Gerald Levert does Shotgun. Ben Harper does Ain’t Too Proud to Beg. Bootsy Collins does Cool Jerk. Ben Harper does I Heard It Through the Grapevine. Joan Osborne does What Becomes of the Broken Hearted? Me’shell Ndegeocello does Cloud Nine. Chaka Khan does What’s Going On?. Montell Jordan and Chaka Khan do Ain’t No Mountain High Enough. It’s heaven.
About a year after What’s Going On came out, Motown Records decamped for Los Angeles and didn’t even tell the Funk Brothers they were leaving. The guys showed up for work one day and found a sign on the door.
One of them, James Jamerson, moved to L.A. but it just wasn’t the same anymore. His daughter tells how lost he felt out there. The movie has a heartbreaking story about how he had to buy a ticket and sit in the audience for a “Motown revue” show in 1983; that’s how little the record company cared for his genius.
James is now playing bass in that great studio in the sky, but he’s in the Rock ‘n’ Roll Hall of Fame and is widely considered one of the greatest bassists of all time.
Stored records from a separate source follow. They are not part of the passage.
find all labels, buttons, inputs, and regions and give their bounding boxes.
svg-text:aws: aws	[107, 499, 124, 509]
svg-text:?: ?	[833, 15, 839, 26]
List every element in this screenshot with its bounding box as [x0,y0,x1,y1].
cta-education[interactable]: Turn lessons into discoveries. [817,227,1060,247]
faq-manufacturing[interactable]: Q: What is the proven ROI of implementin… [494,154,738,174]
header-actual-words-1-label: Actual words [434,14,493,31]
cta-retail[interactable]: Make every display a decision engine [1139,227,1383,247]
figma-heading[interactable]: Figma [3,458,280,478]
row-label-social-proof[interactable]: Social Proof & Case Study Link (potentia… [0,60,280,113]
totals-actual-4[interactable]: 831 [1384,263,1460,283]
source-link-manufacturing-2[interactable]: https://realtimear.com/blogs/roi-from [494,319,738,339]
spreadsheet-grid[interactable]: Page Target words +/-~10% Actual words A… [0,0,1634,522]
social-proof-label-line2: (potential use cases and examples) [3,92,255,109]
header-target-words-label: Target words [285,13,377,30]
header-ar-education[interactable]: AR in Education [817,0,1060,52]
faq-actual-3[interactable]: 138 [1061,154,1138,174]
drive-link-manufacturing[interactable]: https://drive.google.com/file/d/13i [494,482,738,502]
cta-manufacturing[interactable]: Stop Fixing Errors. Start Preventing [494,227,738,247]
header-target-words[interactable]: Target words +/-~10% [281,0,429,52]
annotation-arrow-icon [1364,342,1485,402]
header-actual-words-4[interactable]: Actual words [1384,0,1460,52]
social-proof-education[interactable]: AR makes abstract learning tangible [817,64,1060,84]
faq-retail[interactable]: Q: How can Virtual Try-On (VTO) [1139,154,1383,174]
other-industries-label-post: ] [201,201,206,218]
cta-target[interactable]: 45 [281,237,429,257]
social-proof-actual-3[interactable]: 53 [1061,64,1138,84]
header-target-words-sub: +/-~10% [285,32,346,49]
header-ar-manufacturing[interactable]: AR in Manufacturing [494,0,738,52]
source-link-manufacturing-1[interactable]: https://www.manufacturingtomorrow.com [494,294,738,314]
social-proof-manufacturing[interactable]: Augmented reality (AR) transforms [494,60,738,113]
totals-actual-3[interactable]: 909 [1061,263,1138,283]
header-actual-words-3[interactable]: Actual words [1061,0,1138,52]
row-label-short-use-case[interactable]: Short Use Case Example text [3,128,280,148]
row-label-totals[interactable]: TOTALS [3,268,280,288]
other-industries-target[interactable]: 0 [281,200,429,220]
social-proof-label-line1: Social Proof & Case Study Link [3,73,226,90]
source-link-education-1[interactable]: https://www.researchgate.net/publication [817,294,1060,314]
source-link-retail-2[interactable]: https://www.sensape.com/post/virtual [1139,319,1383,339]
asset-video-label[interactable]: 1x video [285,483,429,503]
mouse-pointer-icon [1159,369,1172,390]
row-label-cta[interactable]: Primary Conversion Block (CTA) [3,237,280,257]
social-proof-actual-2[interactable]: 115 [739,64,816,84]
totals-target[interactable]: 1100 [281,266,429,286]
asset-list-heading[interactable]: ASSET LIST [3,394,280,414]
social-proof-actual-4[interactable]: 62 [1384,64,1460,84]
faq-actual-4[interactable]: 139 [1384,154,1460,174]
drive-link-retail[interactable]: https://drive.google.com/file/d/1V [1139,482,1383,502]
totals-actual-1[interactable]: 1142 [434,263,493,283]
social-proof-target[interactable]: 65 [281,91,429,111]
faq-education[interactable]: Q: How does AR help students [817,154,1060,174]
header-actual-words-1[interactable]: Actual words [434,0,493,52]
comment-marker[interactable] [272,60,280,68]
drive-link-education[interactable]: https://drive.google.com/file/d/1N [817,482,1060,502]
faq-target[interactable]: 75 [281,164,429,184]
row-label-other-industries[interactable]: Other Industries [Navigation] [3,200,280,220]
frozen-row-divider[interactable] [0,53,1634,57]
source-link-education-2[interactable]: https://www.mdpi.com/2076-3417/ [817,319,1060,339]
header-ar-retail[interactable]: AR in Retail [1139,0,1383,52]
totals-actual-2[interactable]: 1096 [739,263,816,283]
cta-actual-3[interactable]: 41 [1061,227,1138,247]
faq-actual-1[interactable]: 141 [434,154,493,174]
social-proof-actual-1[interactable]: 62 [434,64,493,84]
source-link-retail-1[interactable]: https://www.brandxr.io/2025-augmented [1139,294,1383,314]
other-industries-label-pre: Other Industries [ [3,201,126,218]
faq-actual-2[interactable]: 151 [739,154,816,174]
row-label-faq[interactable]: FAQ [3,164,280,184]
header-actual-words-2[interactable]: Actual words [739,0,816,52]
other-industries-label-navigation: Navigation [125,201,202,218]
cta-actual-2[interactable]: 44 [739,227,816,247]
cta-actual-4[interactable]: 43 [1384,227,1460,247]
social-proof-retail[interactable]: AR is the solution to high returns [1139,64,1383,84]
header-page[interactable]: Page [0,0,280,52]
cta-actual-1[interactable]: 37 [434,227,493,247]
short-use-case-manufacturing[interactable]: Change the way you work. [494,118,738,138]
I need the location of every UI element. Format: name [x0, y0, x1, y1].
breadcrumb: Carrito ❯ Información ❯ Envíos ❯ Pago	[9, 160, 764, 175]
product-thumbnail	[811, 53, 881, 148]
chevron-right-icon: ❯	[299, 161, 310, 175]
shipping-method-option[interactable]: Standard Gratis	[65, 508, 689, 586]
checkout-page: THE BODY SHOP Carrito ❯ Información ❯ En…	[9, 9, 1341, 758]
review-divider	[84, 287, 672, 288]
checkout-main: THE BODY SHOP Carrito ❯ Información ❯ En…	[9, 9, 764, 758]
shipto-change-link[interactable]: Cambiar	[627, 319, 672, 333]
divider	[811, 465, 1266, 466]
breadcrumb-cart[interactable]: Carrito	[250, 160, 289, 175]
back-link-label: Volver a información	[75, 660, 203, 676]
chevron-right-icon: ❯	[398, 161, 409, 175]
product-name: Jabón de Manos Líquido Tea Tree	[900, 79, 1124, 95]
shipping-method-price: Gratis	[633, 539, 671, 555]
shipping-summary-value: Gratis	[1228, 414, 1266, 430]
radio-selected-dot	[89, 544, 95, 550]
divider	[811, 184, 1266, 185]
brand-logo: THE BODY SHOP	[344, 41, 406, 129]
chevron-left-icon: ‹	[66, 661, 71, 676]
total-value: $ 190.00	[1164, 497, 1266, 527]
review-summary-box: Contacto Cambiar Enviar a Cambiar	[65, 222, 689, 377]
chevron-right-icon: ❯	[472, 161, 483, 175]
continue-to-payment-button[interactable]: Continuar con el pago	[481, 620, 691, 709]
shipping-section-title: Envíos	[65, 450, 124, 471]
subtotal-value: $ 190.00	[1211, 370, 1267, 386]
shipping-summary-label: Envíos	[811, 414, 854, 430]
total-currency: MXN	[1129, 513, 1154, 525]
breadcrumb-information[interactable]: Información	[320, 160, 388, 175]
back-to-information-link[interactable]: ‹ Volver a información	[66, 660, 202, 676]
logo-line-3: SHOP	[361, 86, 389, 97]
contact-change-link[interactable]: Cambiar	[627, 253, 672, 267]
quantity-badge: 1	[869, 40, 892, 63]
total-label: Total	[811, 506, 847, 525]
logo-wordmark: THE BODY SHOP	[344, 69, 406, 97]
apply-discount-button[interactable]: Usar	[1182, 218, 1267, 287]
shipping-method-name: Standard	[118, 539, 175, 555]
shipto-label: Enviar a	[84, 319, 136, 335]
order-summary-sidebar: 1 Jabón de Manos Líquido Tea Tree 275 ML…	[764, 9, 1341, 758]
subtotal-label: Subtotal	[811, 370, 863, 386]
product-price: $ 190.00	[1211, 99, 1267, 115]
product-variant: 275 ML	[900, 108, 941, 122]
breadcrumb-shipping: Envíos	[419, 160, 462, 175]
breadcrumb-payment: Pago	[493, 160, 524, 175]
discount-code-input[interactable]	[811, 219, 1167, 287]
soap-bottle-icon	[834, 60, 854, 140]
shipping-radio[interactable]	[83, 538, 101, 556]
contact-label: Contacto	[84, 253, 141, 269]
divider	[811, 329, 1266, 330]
And One to Miss: Lady You Shot Me – life and death of Sam Cooke
Sam Cooke was, arguably, the greatest soul singer who ever lived. He died a tragic death at the age of 33 in a shooting at a motel. I would love to watch a biopic about his life, with whatever video there is of him singing. I wouldn’t even care if it was mostly present day talking heads being interviewed about him, because that’s what a lot of biopics are.
Unfortunately, this isn’t that movie. I think I heard that the film maker did not have the cooperation of the family, and that’s why there isn’t much footage of Cooke singing. I think when they failed to get the family on board, they should have just aborted the project. The circumstances of his death were tawdry, ugly, and not very interesting, for me at least.
There seems to be another movie, Sam Cooke: Legend, which I haven’t seen, but that appears to be more what we’d want in a movie about him.